« À Kharkov, il gelait. En descendant du train, Victor comprit tout de suite qu’il ne pourrait pas flâner en ville, il n’était pas assez couvert.
Une fois installé à l’hôtel Kharkov, il appela le correspondant permanent de la Stolitchnaïa, auquel il se présenta. Ils convinrent de se retrouver dans un café situé sous l’Opéra.
Le soir tombait, il allait être l’heure du rendez-vous, et Victor se décida à sortir, sentant le froid glacial lui tirer la peau du visage et engourdir ses mains dans les poches de sa veste.

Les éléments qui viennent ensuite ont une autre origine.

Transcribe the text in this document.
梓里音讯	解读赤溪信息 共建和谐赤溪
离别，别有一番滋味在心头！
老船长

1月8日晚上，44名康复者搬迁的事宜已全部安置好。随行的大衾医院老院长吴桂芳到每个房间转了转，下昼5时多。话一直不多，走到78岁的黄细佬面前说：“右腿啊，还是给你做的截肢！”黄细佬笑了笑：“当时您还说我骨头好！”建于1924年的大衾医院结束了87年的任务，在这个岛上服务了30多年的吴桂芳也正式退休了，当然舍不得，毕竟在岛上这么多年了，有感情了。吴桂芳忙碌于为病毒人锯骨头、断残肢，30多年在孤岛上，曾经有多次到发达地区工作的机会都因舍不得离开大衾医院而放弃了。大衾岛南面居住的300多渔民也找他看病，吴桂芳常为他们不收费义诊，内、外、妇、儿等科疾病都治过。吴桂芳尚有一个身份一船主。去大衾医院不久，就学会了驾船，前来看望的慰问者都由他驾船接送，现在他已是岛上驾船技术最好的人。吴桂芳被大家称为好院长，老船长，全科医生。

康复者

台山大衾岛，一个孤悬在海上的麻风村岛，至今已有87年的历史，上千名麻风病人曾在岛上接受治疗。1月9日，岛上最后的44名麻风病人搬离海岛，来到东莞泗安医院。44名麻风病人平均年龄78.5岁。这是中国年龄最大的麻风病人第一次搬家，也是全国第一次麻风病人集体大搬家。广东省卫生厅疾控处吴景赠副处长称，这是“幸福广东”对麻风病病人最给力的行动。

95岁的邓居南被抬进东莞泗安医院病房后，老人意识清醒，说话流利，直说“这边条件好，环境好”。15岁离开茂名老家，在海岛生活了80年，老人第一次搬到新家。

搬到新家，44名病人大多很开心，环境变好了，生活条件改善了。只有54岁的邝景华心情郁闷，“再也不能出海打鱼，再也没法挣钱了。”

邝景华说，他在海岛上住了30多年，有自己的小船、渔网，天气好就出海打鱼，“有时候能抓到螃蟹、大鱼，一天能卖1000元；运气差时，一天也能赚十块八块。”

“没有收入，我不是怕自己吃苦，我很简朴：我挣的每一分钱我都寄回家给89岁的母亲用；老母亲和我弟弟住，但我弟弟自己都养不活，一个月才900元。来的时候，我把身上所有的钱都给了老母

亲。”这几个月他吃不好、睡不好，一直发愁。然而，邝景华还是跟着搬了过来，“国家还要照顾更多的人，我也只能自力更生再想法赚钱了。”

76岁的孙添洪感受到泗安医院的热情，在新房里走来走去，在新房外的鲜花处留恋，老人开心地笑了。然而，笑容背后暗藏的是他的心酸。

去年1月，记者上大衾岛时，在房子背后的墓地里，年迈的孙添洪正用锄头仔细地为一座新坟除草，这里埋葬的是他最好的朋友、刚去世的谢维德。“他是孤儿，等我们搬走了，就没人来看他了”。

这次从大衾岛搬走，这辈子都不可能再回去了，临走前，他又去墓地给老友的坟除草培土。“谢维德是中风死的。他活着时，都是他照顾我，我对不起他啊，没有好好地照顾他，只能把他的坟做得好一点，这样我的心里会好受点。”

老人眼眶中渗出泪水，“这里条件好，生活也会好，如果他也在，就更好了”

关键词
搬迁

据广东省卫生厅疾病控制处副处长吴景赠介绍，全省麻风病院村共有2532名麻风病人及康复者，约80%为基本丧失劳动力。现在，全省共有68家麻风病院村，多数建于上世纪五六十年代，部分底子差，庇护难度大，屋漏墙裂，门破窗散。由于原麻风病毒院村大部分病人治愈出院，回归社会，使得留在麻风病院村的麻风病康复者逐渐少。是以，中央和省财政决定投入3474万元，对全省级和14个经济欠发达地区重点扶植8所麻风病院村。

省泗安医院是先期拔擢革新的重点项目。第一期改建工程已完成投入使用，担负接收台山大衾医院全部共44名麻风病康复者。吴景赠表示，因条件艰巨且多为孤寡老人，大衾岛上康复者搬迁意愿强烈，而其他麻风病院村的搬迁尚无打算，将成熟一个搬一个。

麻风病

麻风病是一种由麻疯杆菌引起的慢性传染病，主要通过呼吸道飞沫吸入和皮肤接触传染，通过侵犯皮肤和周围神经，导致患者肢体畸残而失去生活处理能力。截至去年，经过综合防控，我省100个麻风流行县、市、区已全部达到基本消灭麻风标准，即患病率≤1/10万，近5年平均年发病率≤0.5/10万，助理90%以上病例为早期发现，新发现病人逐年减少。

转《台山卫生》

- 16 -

La ville grise était en suspens au-dessus du trottoir, les passants se hâtaient, comme s’ils redoutaient que les immeubles s’écroulent soudain, ou perdent leurs balcons, ce qui était depuis longtemps monnaie courante.
Encore cinq minutes et il s’engouffrerait dans le dédale souterrain couronné par l’Opéra et empli de bars, de magasins et de restaurants. Trouver le café à deux niveaux, avec une estrade, et s’asseoir en haut, contre la rambarde, face à l’estrade. Ah oui, il lui faudrait aussi prendre un verre de jus d’orange et une canette de bière, mais sans l’ouvrir.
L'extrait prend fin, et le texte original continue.